Late nights in June -- it must be Mining Edition timeJun 19, 2013 By Steven R. Peck
I breezed home late Tuesday night -- well, early Wednesday morning -- on my zippy red scooter and had the street to myself for the entire two miles.
Over the decades I have learned a good bit about June nights. That's when I get the mining edition done.
Every year when the snow starts to melt, the mining edition starts to appear in the corners of my eyes. It brushes against my legs, like the wisp of a cat's tail in the dark.
If I am smart, I turn and look it in the eye. Most years, I'm not so smart.
What I do instead is imagine anew how in the world we will ever get this thing done. Somehow it gives little reassurance to see the bound volumes in the basement full of 57 years of proof that not only can it be done, it has been done.
Technology makes it easier now. I used my smartphone to shoot the pictures of old photographs for the Through the Years sections on all the front pages, sections A through F, and I dictated the accompanying text into the phone as well, then e-mailed that upstairs to the production computer to be laid out on the pages.
We can build all the pages on the computer screen now, including importing the pictures and sizing them. There is no more "pasteup" of the pages. A click of the mouse sends the whole thing to the press room, ready to run.
None of that changes the basis of it all, however. Seven sections of empty columns, all to be done outside the daily newspaper schedule, and with that third Wednesday in June flashing on the calendar.
And yet -- here it is again, our 58th incarnation of The Ranger Mining and Energy Edition. We pulled it off somehow.
I'll never work on another one of these for as long as I live without marveling -- absolutely marveling -- at the example of reportorial superhumanity displayed by my father during the 51 years he worked the mining edition, from age 31 to 81.
That last year, his right hand numbed by some unidentified affliction of age, he cut back a little -- just 65 stories written and 3,100 miles driven. Wimp.
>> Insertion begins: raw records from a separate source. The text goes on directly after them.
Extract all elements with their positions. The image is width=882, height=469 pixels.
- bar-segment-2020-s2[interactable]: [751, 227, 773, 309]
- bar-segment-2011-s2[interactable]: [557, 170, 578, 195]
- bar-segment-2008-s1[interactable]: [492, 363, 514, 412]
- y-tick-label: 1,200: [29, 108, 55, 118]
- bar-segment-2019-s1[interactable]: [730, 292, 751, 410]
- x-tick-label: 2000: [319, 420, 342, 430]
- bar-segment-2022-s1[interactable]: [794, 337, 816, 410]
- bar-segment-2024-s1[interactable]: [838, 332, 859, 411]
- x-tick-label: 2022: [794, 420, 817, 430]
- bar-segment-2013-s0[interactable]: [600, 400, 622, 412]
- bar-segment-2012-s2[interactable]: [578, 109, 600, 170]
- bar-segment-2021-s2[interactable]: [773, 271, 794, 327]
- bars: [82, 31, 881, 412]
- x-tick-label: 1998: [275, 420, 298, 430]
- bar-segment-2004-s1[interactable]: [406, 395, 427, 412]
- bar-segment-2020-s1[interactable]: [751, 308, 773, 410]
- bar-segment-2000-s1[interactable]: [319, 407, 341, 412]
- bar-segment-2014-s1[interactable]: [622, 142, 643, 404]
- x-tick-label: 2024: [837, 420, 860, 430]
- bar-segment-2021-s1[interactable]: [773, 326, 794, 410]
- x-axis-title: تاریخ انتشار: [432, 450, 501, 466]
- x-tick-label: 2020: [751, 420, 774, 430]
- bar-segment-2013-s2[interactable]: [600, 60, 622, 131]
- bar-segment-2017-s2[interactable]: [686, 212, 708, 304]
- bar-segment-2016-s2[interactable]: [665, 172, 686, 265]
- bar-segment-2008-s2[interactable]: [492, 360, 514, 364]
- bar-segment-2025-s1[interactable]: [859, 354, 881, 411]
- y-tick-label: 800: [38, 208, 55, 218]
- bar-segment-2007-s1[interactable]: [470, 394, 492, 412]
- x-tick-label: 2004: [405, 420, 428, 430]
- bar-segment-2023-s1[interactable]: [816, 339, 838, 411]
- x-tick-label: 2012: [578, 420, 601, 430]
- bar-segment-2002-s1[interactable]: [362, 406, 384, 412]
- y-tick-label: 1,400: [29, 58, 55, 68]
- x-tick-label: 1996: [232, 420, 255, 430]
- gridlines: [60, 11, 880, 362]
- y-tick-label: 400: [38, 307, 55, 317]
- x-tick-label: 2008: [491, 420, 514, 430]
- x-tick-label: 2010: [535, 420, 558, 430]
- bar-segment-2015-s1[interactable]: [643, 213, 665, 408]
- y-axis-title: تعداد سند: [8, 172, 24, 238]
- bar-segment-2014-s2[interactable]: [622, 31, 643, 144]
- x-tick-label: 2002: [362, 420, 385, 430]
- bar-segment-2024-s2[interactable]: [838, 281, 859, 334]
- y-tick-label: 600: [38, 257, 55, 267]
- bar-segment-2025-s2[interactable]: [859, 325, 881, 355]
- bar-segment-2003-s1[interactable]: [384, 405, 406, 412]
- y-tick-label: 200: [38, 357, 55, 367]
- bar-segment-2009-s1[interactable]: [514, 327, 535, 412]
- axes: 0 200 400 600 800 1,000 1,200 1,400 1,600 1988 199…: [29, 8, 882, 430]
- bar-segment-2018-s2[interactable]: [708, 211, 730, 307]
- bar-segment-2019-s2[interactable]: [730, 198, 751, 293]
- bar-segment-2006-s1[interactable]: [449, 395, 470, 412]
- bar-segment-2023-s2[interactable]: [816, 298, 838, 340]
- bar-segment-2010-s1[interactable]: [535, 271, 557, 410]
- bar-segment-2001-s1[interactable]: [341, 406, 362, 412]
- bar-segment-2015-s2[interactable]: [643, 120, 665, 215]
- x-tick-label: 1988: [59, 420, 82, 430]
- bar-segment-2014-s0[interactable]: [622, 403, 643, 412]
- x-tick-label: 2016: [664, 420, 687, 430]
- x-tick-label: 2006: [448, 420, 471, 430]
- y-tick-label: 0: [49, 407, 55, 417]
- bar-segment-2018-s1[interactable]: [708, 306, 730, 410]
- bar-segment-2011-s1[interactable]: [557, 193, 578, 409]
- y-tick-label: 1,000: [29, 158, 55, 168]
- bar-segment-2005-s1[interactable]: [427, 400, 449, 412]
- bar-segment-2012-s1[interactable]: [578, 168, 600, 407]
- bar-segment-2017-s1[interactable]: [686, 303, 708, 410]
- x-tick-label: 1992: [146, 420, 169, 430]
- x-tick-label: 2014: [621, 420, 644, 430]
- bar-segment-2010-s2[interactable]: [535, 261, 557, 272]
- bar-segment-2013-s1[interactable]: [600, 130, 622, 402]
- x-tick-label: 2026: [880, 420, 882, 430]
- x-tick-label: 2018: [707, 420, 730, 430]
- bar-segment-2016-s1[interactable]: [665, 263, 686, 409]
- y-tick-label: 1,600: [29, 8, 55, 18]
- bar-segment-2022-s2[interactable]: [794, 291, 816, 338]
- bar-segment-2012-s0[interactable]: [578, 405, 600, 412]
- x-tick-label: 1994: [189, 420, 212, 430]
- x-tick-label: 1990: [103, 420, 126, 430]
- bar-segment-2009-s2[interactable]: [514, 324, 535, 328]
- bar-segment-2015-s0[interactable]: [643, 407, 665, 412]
This year we miss Carolyn B. Tyler as well, who got last year's news and advertising index done just a few days before falling ill with the first of a chain of health crises that took her life three weeks after the edition was published.
The indexing this year was accomplished by our 21-year-old summer intern, Andrea Novotny, following in some hallowed Ranger footsteps.
Our primary field man again this year was Don Warfield, who traveled north, south, east and west to find the stories of Wyoming's energy industry. He did it expertly, as I knew he would. We also got bylines from Katie Roenigk, Eric Blom and my son, Robert H. Peck, who traveled joyfully with my dad on many a mining a trip when he was a little boy. There's nothing like having a little kid along to gain entry to places the grown man by himself would never get to see.
Son Robert sent his story on the Carissa Mine from across the Atlantic Ocean. He visited South Pass before he left for a summer study session in London between his sophomore and junior years in college. I don't know if he'll be generation three at The Ranger helm, but he grew up with an appreciation of the mining edition as time well spent with his grandfather. That, I hope, will never leave him.
For me again this year, the impression left is that of quiet, late hours alone in the newsroom, fitting a mountain of stories and pictures to pages. Eventually, methodically, the empty columns were filled, and I stepped outside to the stillness of dark June, another mining edition season complete, another summer ahead.